Segundo Jayme Campos, a doença atinge, aproximadamente, um em cada 1,5 milhão de pessoas, com estimativa de 4 mil indivíduos em todo o mundo.

— Diante da gravidade e da raridade da FOP, o diagnóstico precoce e acurado se torna um elemento crucial, possivelmente na sala de parto ou durante as primeiras consultas pediátricas, para mitigar os impactos da doença no desenvolvimento e na qualidade de vida da criança. Nesse sentido, a instituição de uma lei voltada para a FOP é medida essencial para garantir a conscientização, o diagnóstico precoce e o acesso ao tratamento adequado, além de fomentar a pesquisa e o desenvolvimento de novas terapias — afirmou o relator.

Audiências públicas

A comissão aprovou requerimento da senadora Leila Barros (PDT-DF) para audiência pública voltada a discutir o aumento do consumo abusivo de bebidas alcoólicas entre as mulheres.

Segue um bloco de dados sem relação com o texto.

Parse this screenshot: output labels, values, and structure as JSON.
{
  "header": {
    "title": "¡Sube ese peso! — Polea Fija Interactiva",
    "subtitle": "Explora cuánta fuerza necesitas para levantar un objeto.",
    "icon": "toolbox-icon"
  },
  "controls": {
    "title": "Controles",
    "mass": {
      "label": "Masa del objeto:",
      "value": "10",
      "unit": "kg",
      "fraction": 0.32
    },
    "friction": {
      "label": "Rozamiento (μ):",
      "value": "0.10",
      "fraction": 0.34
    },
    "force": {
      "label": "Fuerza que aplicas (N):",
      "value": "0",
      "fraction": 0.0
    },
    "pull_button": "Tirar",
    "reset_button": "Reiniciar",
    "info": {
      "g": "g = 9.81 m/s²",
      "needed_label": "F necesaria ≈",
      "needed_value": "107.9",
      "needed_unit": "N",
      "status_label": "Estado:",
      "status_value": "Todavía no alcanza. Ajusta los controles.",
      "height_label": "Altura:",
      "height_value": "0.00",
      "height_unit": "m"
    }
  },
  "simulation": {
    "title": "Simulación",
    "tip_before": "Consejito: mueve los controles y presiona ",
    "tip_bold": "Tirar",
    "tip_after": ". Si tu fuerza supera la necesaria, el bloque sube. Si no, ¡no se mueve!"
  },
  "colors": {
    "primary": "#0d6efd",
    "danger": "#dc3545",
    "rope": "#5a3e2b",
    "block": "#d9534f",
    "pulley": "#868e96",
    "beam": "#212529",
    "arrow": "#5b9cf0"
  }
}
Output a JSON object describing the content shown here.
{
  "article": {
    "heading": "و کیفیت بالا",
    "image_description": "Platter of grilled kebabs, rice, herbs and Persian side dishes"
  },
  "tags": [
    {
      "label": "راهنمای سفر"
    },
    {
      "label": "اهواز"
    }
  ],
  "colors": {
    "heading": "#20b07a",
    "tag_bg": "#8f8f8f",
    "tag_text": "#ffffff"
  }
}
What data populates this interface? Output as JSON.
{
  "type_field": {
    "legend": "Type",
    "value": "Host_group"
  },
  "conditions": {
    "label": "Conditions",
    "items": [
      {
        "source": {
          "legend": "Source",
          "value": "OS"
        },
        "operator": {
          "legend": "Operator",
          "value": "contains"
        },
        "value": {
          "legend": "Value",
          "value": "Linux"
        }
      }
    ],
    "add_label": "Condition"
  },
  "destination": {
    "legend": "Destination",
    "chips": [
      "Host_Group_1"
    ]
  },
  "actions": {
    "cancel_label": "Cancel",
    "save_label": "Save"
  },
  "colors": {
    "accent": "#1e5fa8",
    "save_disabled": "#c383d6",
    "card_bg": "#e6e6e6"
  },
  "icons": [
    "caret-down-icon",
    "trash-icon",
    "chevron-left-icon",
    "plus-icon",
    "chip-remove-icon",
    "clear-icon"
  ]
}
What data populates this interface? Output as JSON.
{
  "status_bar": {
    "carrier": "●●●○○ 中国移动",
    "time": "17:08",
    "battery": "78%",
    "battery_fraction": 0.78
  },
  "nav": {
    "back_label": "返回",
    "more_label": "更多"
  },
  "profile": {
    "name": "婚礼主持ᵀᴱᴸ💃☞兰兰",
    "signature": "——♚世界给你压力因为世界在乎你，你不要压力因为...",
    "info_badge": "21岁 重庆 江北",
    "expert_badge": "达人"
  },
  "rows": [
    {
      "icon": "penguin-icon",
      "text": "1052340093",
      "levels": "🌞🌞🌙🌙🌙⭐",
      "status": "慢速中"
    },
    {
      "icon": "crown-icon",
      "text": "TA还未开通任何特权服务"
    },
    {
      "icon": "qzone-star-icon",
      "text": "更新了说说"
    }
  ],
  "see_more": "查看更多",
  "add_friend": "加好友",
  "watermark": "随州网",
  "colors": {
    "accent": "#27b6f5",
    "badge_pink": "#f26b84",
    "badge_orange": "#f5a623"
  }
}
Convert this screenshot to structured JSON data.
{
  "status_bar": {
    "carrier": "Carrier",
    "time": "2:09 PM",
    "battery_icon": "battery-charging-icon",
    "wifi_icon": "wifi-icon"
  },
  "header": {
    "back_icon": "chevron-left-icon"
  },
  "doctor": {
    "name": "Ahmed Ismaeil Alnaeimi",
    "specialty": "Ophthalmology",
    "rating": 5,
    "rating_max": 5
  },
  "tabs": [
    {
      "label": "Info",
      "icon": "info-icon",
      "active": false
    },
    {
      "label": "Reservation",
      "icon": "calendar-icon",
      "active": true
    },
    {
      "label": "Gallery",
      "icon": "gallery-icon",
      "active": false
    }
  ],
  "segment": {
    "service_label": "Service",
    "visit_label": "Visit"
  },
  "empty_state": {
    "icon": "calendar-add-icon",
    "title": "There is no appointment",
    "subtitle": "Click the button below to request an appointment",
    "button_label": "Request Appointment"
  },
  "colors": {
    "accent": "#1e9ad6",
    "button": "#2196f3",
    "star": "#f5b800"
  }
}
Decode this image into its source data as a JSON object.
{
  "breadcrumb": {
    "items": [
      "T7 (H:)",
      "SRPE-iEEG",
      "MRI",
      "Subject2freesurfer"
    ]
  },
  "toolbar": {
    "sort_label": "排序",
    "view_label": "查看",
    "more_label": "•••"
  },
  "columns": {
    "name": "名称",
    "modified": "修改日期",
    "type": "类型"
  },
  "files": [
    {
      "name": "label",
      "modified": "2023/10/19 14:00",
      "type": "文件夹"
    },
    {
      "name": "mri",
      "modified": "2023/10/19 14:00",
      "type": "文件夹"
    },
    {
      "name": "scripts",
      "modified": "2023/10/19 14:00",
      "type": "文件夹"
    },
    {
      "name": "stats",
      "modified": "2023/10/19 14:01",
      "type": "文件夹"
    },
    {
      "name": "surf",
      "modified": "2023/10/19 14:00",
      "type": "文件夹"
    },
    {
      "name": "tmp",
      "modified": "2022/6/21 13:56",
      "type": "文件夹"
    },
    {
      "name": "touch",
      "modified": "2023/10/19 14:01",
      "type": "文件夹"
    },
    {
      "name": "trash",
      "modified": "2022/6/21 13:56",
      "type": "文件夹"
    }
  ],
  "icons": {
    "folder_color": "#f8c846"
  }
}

“O consumo de bebida alcóolica ainda predomina entre os homens na sociedade ocidental. Contudo, epidemiologistas notam que “o aumento das propagandas de bebida direcionadas às mulheres e as mudanças nos papéis atribuídos aos gêneros alteraram gradativamente esse cenário”. Ademais, o metabolismo feminino produz quantidades menores da enzima álcool desidrogenase (ADH), que é liberada pelo fígado e usada para metabolizar o álcool”, afirma a senadora na justificativa do requerimento.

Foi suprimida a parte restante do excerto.